As conductors we are very focused on how we present music to the listener. Recently I have begun to focus on how we and the listener listen to music. Because of our left-hemisphere education and training, I believe we are left untrained to listen via the right hemisphere meaning of music. Consequently even musicians themselves are not prepared to hear the important emotional essence in performance. We have lost something most people had in the nineteenth century.
As a case in point, I was thinking about how lucky we are that our generation discovered an entire new repertoire of wind ensemble music, Harmoniemusik. But then I wondered why no one is performing this music, or to say it a different way, why has this repertoire not paid us back? I think the answer is that wind conductors, in this case, are not equipped to hear beneath the grammar of the page. For example, where is the university conductor who feels a strong personal communication with the very dramatic second movement of K. 384, the C minor Partita? They play it but they do not hear it, or identify with it because no where in their training have they been taught that music is a personal communication of deep feeling.
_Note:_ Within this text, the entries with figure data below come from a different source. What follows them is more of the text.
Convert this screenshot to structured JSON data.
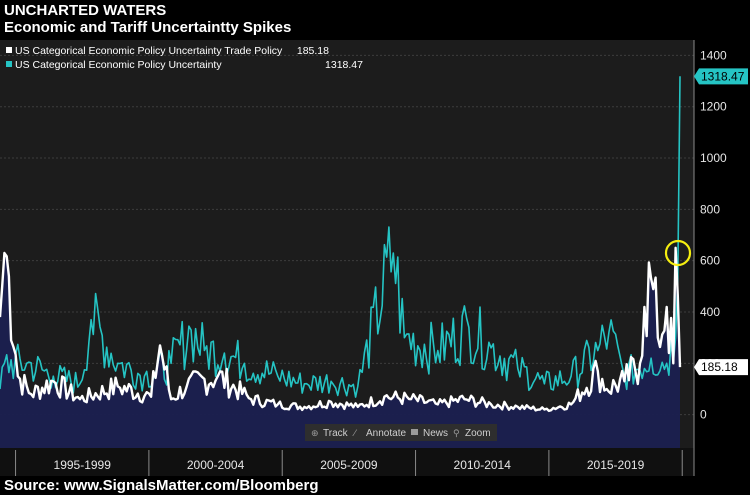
{
  "header": {
    "title": "UNCHARTED WATERS",
    "subtitle": "Economic and Tariff Uncertaintty Spikes"
  },
  "footer": {
    "source": "Source: www.SignalsMatter.com/Bloomberg"
  },
  "toolbar": {
    "track": "Track",
    "annotate": "Annotate",
    "news": "News",
    "zoom": "Zoom"
  },
  "colors": {
    "background": "#1c1c1c",
    "trade_series": "#ffffff",
    "epu_series": "#25c4c4",
    "area_fill": "#1b2050",
    "highlight_circle": "#f5ee10"
  },
  "chart_data": {
    "type": "line",
    "title": "Economic and Tariff Uncertaintty Spikes",
    "ylim": [
      -130,
      1460
    ],
    "yticks": [
      0,
      200,
      400,
      600,
      800,
      1000,
      1200,
      1400
    ],
    "grid": true,
    "legend_position": "top-left",
    "x_period_labels": [
      "1995-1999",
      "2000-2004",
      "2005-2009",
      "2010-2014",
      "2015-2019"
    ],
    "x_range": [
      "1994-01",
      "2019-07"
    ],
    "annotation": "circle around the 2019 spike near 630",
    "series": [
      {
        "name": "US Categorical Economic Policy Uncertainty Trade Policy",
        "last_value": "185.18",
        "keypoints": [
          {
            "x": "1994-01",
            "y": 380
          },
          {
            "x": "1994-03",
            "y": 630
          },
          {
            "x": "1994-05",
            "y": 540
          },
          {
            "x": "1994-09",
            "y": 150
          },
          {
            "x": "1995-03",
            "y": 80
          },
          {
            "x": "1996-01",
            "y": 130
          },
          {
            "x": "1997-01",
            "y": 60
          },
          {
            "x": "1998-06",
            "y": 110
          },
          {
            "x": "1999-09",
            "y": 70
          },
          {
            "x": "2000-01",
            "y": 270
          },
          {
            "x": "2000-06",
            "y": 60
          },
          {
            "x": "2001-01",
            "y": 110
          },
          {
            "x": "2002-03",
            "y": 150
          },
          {
            "x": "2003-06",
            "y": 60
          },
          {
            "x": "2004-06",
            "y": 40
          },
          {
            "x": "2005-06",
            "y": 30
          },
          {
            "x": "2006-06",
            "y": 50
          },
          {
            "x": "2007-06",
            "y": 30
          },
          {
            "x": "2008-06",
            "y": 70
          },
          {
            "x": "2009-06",
            "y": 60
          },
          {
            "x": "2010-06",
            "y": 40
          },
          {
            "x": "2011-06",
            "y": 60
          },
          {
            "x": "2012-06",
            "y": 40
          },
          {
            "x": "2013-06",
            "y": 30
          },
          {
            "x": "2014-06",
            "y": 20
          },
          {
            "x": "2015-06",
            "y": 40
          },
          {
            "x": "2016-06",
            "y": 170
          },
          {
            "x": "2016-10",
            "y": 100
          },
          {
            "x": "2017-06",
            "y": 130
          },
          {
            "x": "2018-01",
            "y": 200
          },
          {
            "x": "2018-03",
            "y": 420
          },
          {
            "x": "2018-06",
            "y": 530
          },
          {
            "x": "2018-09",
            "y": 300
          },
          {
            "x": "2019-01",
            "y": 420
          },
          {
            "x": "2019-04",
            "y": 200
          },
          {
            "x": "2019-05",
            "y": 650
          },
          {
            "x": "2019-07",
            "y": 185.18
          }
        ]
      },
      {
        "name": "US Categorical Economic Policy Uncertainty",
        "last_value": "1318.47",
        "keypoints": [
          {
            "x": "1994-01",
            "y": 100
          },
          {
            "x": "1994-03",
            "y": 200
          },
          {
            "x": "1995-01",
            "y": 200
          },
          {
            "x": "1996-01",
            "y": 150
          },
          {
            "x": "1997-01",
            "y": 120
          },
          {
            "x": "1997-06",
            "y": 370
          },
          {
            "x": "1998-06",
            "y": 200
          },
          {
            "x": "1999-06",
            "y": 150
          },
          {
            "x": "2000-06",
            "y": 200
          },
          {
            "x": "2001-03",
            "y": 330
          },
          {
            "x": "2001-09",
            "y": 250
          },
          {
            "x": "2002-06",
            "y": 240
          },
          {
            "x": "2003-03",
            "y": 200
          },
          {
            "x": "2004-06",
            "y": 150
          },
          {
            "x": "2005-06",
            "y": 120
          },
          {
            "x": "2006-06",
            "y": 130
          },
          {
            "x": "2007-06",
            "y": 110
          },
          {
            "x": "2008-10",
            "y": 630
          },
          {
            "x": "2009-03",
            "y": 300
          },
          {
            "x": "2010-06",
            "y": 250
          },
          {
            "x": "2011-08",
            "y": 340
          },
          {
            "x": "2012-06",
            "y": 260
          },
          {
            "x": "2013-06",
            "y": 180
          },
          {
            "x": "2014-06",
            "y": 120
          },
          {
            "x": "2015-06",
            "y": 150
          },
          {
            "x": "2016-06",
            "y": 250
          },
          {
            "x": "2016-11",
            "y": 320
          },
          {
            "x": "2017-06",
            "y": 150
          },
          {
            "x": "2018-06",
            "y": 220
          },
          {
            "x": "2019-01",
            "y": 200
          },
          {
            "x": "2019-05",
            "y": 300
          },
          {
            "x": "2019-07",
            "y": 1318.47
          }
        ]
      }
    ]
  }
}
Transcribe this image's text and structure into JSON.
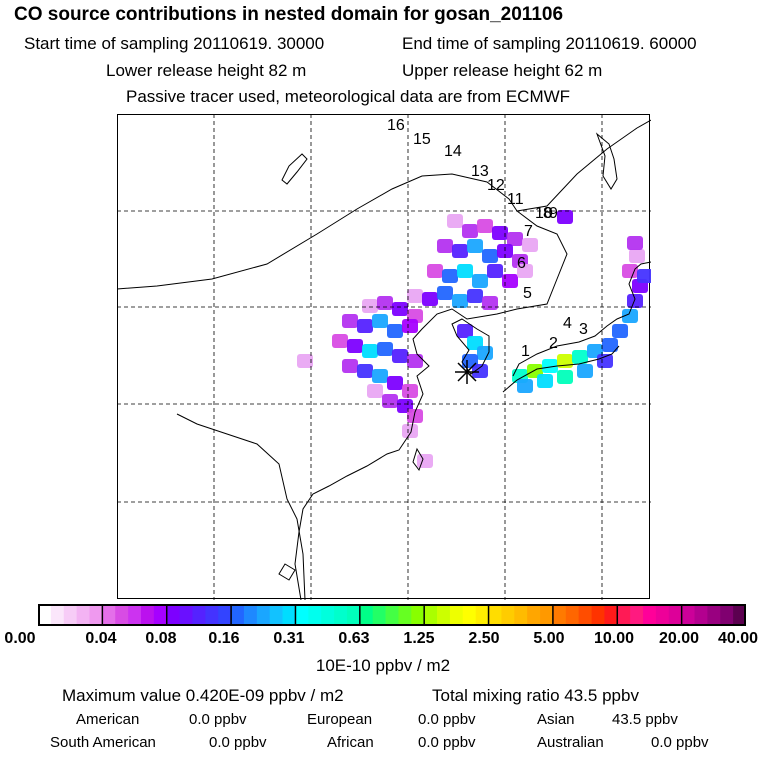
{
  "header": {
    "title": "CO  source contributions in nested domain for gosan_201106",
    "start_time": "Start time of sampling 20110619. 30000",
    "end_time": "End time of sampling 20110619. 60000",
    "lower_height": "Lower release height   82 m",
    "upper_height": "Upper release height   62 m",
    "tracer_note": "Passive tracer used, meteorological data are from ECMWF"
  },
  "map": {
    "trajectory_labels": [
      "1",
      "2",
      "3",
      "4",
      "5",
      "6",
      "7",
      "8",
      "9",
      "10",
      "11",
      "12",
      "13",
      "14",
      "15",
      "16"
    ],
    "receptor_symbol": "gosan-receptor-asterisk"
  },
  "colorbar": {
    "labels": [
      "0.00",
      "0.04",
      "0.08",
      "0.16",
      "0.31",
      "0.63",
      "1.25",
      "2.50",
      "5.00",
      "10.00",
      "20.00",
      "40.00"
    ],
    "units": "10E-10 ppbv / m2",
    "colors": [
      [
        "#ffffff",
        "#fbe6fb",
        "#f7ccf7",
        "#f3b3f3",
        "#ef99ef"
      ],
      [
        "#e46fe9",
        "#d84ce4",
        "#cc33f0",
        "#bb11ee",
        "#a600ff"
      ],
      [
        "#7d00ff",
        "#6a10ff",
        "#5522ff",
        "#4433ff",
        "#3344ff"
      ],
      [
        "#2266ff",
        "#1e88ff",
        "#1aa6ff",
        "#12c2ff",
        "#00ddff"
      ],
      [
        "#00ffff",
        "#00ffee",
        "#00ffdd",
        "#00ffcc",
        "#00ffbb"
      ],
      [
        "#00ff88",
        "#22ff66",
        "#44ff44",
        "#66ff22",
        "#88ff00"
      ],
      [
        "#aaff00",
        "#ccff00",
        "#eeff00",
        "#ffff00",
        "#ffee00"
      ],
      [
        "#ffdd00",
        "#ffcc00",
        "#ffbb00",
        "#ffa600",
        "#ff9900"
      ],
      [
        "#ff7a00",
        "#ff6600",
        "#ff4d00",
        "#ff3300",
        "#ff1a1a"
      ],
      [
        "#ff1a55",
        "#ff1a80",
        "#ff0099",
        "#ee0099",
        "#dd0099"
      ],
      [
        "#cc0099",
        "#b3008f",
        "#990080",
        "#800070",
        "#5c0050"
      ]
    ]
  },
  "stats": {
    "max_value": "Maximum value  0.420E-09 ppbv / m2",
    "total": "Total mixing ratio       43.5 ppbv",
    "regions": [
      {
        "name": "American",
        "value": "0.0 ppbv"
      },
      {
        "name": "European",
        "value": "0.0 ppbv"
      },
      {
        "name": "Asian",
        "value": "43.5 ppbv"
      },
      {
        "name": "South American",
        "value": "0.0 ppbv"
      },
      {
        "name": "African",
        "value": "0.0 ppbv"
      },
      {
        "name": "Australian",
        "value": "0.0 ppbv"
      }
    ]
  }
}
And the Partita K. 375, which has an extraordinary demonstration of musical humor — the clock running down, and the aimless modulations, etc. Which conductor today even is aware of this humor? I once gave an hour lecture, a general public lecture, on this composition and its humor at the University of Michigan. A few faculty members came up afterward expressing their fascination with my remarks — My local host only observed, “You really know that piece.”
Or the Milhaud Suite Française, in which the composer explained in detail that he wrote it to express his pain and sorrow of his friends due to WWII — this our unsuspecting grammar driven conductors turn into another superficial Vaughn Williams Folk Song Suite. But consequently, due to the deep communication, this music requires far more rehearsal than the Vaughn Williams, which, if you have a group that can play, requires no rehearsal at all. I do not mean by “rehearsal” just saying “play p the first time and f the second time, etc. By the way, my essay on the Maxime Principle, asks, “How do we even know that the p and f symbols were introduced during the Renaissance for the purpose of expressing soft and loud?”
And during WWI, when the European friends were in deep emotional turmoil following the massacre of the 1870s of the French–German war, and then the then current WWI in which 6 million soldiers died, including an entire generation of Frenchmen — What was being expressed in the music of the Americans at this time? What were we feeling? Irving Berlin [“Over there, over there”], Joplin, Gershwin and Tin Pan Alley! Which wind conductor today hears, understands and can express the horrors the composer was thinking of?
So the bottom line is that audiences are disappearing from orchestral concerts not because of the repertoire per se, but because they have not been educated to consider music as other than something to provide a nice background atmosphere.
For us, as conductors, this is crucial for we are also educators and in this part of our work we must always be concerned, following Aristotle’s model, whether we are giving the listener aesthetic music, music which gets inside the listener and which Aristotle called catharsis, or whether we are supplying entertainment music, which in the Aristotle definition can be wonderfully heard but in the end just bounces off. Band conductors have the additional burden of a medium which for a very long time has had a history of being an entertainment medium. In the present tense, perhaps how we train the listener is perhaps our greatest opportunity to affect humanity.